Token-wise operators like QKV projection and MLP layers are captured with torch.compile for CUDA Graph execution (light green). Cross-token operators like the attention module execute in eager mode (light yellow). (credits: 8th vLLM Meetup Slides)

By separating token-wise and cross-token operators, the piecewise CUDA Graph approach achieves high-performance execution through CUDA Graphs where possible, while maintaining the flexibility to handle dynamic shapes in attention operations. This hybrid execution model delivers the performance benefits of graph optimization without imposing restrictive shape constraints on the system.

Persistent Kernel #

While CUDA Graphs reduce both CPU overhead and kernel launch latency to some extent, persistent kernels take optimization further by producing megakernels—large, unified kernels that eliminate kernel launch overhead entirely and remove pipeline bubbles between operations.

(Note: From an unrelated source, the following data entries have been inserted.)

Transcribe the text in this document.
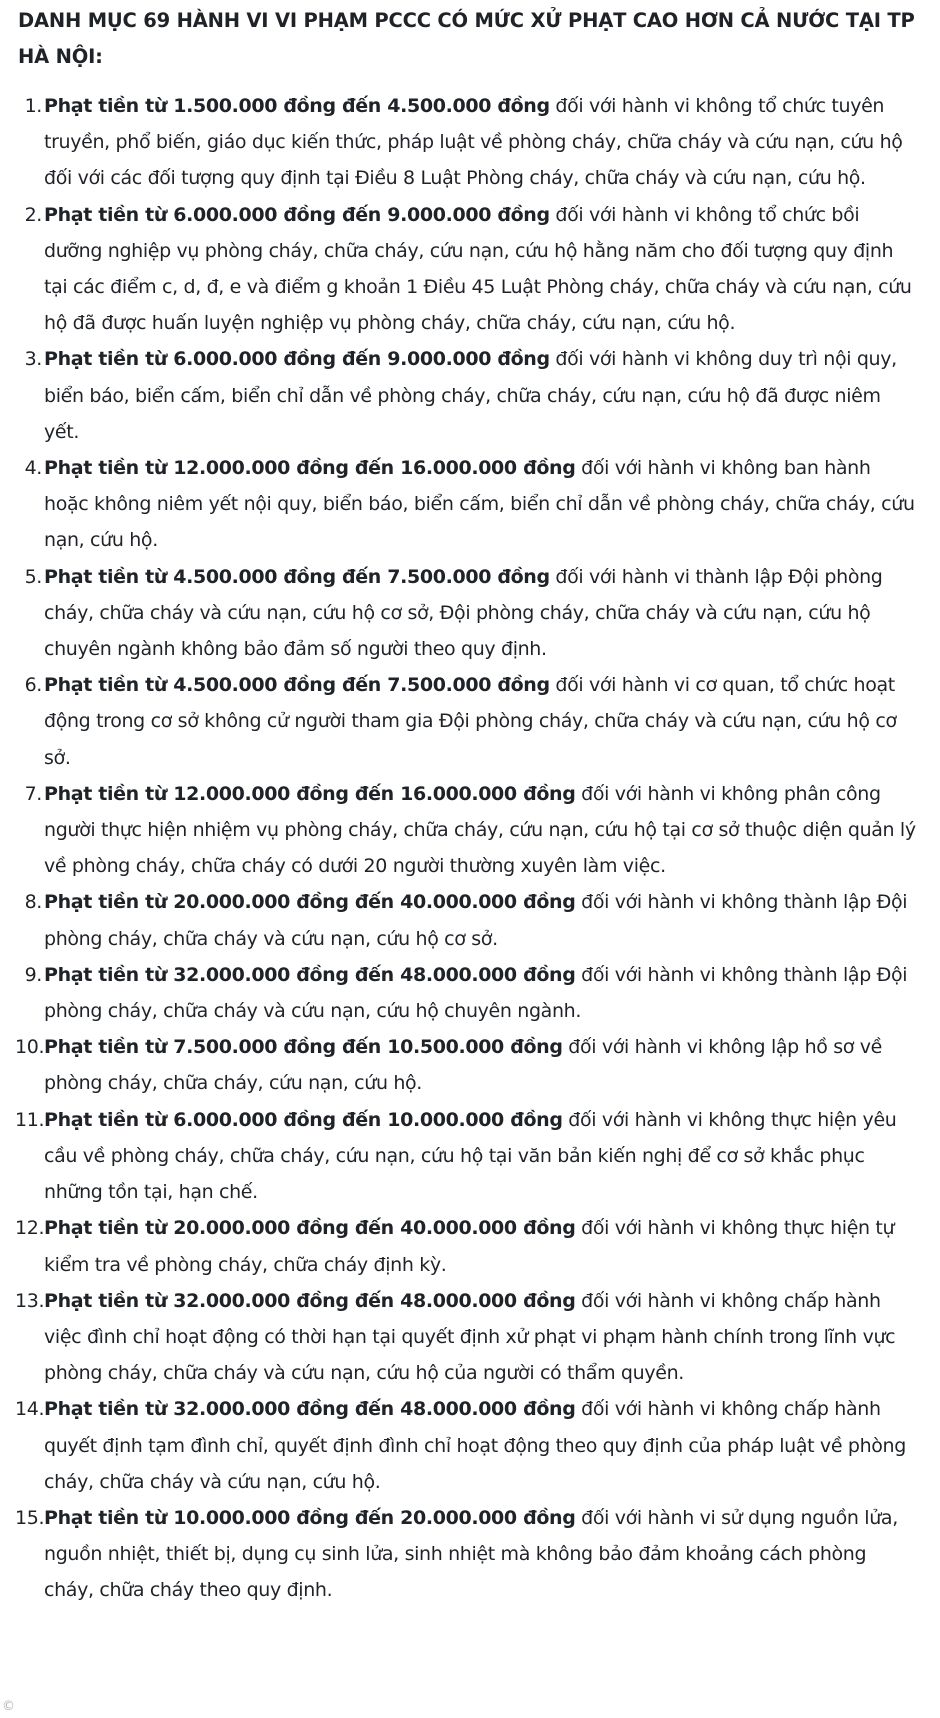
DANH MỤC 69 HÀNH VI VI PHẠM PCCC CÓ MỨC XỬ PHẠT CAO HƠN CẢ NƯỚC TẠI TP HÀ NỘI:
1. Phạt tiền từ 1.500.000 đồng đến 4.500.000 đồng đối với hành vi không tổ chức tuyên truyền, phổ biến, giáo dục kiến thức, pháp luật về phòng cháy, chữa cháy và cứu nạn, cứu hộ đối với các đối tượng quy định tại Điều 8 Luật Phòng cháy, chữa cháy và cứu nạn, cứu hộ.
2. Phạt tiền từ 6.000.000 đồng đến 9.000.000 đồng đối với hành vi không tổ chức bồi dưỡng nghiệp vụ phòng cháy, chữa cháy, cứu nạn, cứu hộ hằng năm cho đối tượng quy định tại các điểm c, d, đ, e và điểm g khoản 1 Điều 45 Luật Phòng cháy, chữa cháy và cứu nạn, cứu hộ đã được huấn luyện nghiệp vụ phòng cháy, chữa cháy, cứu nạn, cứu hộ.
3. Phạt tiền từ 6.000.000 đồng đến 9.000.000 đồng đối với hành vi không duy trì nội quy, biển báo, biển cấm, biển chỉ dẫn về phòng cháy, chữa cháy, cứu nạn, cứu hộ đã được niêm yết.
4. Phạt tiền từ 12.000.000 đồng đến 16.000.000 đồng đối với hành vi không ban hành hoặc không niêm yết nội quy, biển báo, biển cấm, biển chỉ dẫn về phòng cháy, chữa cháy, cứu nạn, cứu hộ.
5. Phạt tiền từ 4.500.000 đồng đến 7.500.000 đồng đối với hành vi thành lập Đội phòng cháy, chữa cháy và cứu nạn, cứu hộ cơ sở, Đội phòng cháy, chữa cháy và cứu nạn, cứu hộ chuyên ngành không bảo đảm số người theo quy định.
6. Phạt tiền từ 4.500.000 đồng đến 7.500.000 đồng đối với hành vi cơ quan, tổ chức hoạt động trong cơ sở không cử người tham gia Đội phòng cháy, chữa cháy và cứu nạn, cứu hộ cơ sở.
7. Phạt tiền từ 12.000.000 đồng đến 16.000.000 đồng đối với hành vi không phân công người thực hiện nhiệm vụ phòng cháy, chữa cháy, cứu nạn, cứu hộ tại cơ sở thuộc diện quản lý về phòng cháy, chữa cháy có dưới 20 người thường xuyên làm việc.
8. Phạt tiền từ 20.000.000 đồng đến 40.000.000 đồng đối với hành vi không thành lập Đội phòng cháy, chữa cháy và cứu nạn, cứu hộ cơ sở.
9. Phạt tiền từ 32.000.000 đồng đến 48.000.000 đồng đối với hành vi không thành lập Đội phòng cháy, chữa cháy và cứu nạn, cứu hộ chuyên ngành.
10. Phạt tiền từ 7.500.000 đồng đến 10.500.000 đồng đối với hành vi không lập hồ sơ về phòng cháy, chữa cháy, cứu nạn, cứu hộ.
11. Phạt tiền từ 6.000.000 đồng đến 10.000.000 đồng đối với hành vi không thực hiện yêu cầu về phòng cháy, chữa cháy, cứu nạn, cứu hộ tại văn bản kiến nghị để cơ sở khắc phục những tồn tại, hạn chế.
12. Phạt tiền từ 20.000.000 đồng đến 40.000.000 đồng đối với hành vi không thực hiện tự kiểm tra về phòng cháy, chữa cháy định kỳ.
13. Phạt tiền từ 32.000.000 đồng đến 48.000.000 đồng đối với hành vi không chấp hành việc đình chỉ hoạt động có thời hạn tại quyết định xử phạt vi phạm hành chính trong lĩnh vực phòng cháy, chữa cháy và cứu nạn, cứu hộ của người có thẩm quyền.
14. Phạt tiền từ 32.000.000 đồng đến 48.000.000 đồng đối với hành vi không chấp hành quyết định tạm đình chỉ, quyết định đình chỉ hoạt động theo quy định của pháp luật về phòng cháy, chữa cháy và cứu nạn, cứu hộ.
15. Phạt tiền từ 10.000.000 đồng đến 20.000.000 đồng đối với hành vi sử dụng nguồn lửa, nguồn nhiệt, thiết bị, dụng cụ sinh lửa, sinh nhiệt mà không bảo đảm khoảng cách phòng cháy, chữa cháy theo quy định.
©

The Mirage Persistent Kernel (MPK) framework implements this approach through a sophisticated two-stage process. First, the MPK compiler analyzes the computation graph and decomposes it into a fine-grained task graph, where each task represents a unit of work with explicit dependencies on other tasks. This task-level representation enables more flexible scheduling and resource utilization than traditional kernel-by-kernel execution.

Second, the MPK runtime orchestrates execution through a worker-scheduler architecture. Worker threads actively poll the task queue and execute tasks as they become available. Meanwhile, scheduler threads monitor task dependencies and emit activation events when all prerequisites for a task are satisfied. This event-driven coordination ensures tasks execute as soon as their dependencies are met, maximizing hardware utilization and minimizing idle time.

The MPK runtime executes a task graph in a megakernel

The MPK runtime executes a task graph within a single megakernel, with workers processing tasks and schedulers managing dependencies. (credits: Compiling LLMs into a MegaKernel: A Path to Low-Latency Inference, Zhihao Jia)

By consolidating multiple operations into a single persistent megakernel, MPK eliminates the overhead of launching individual kernels and the synchronization costs between them, resulting in substantially reduced inference latency for LLM workloads.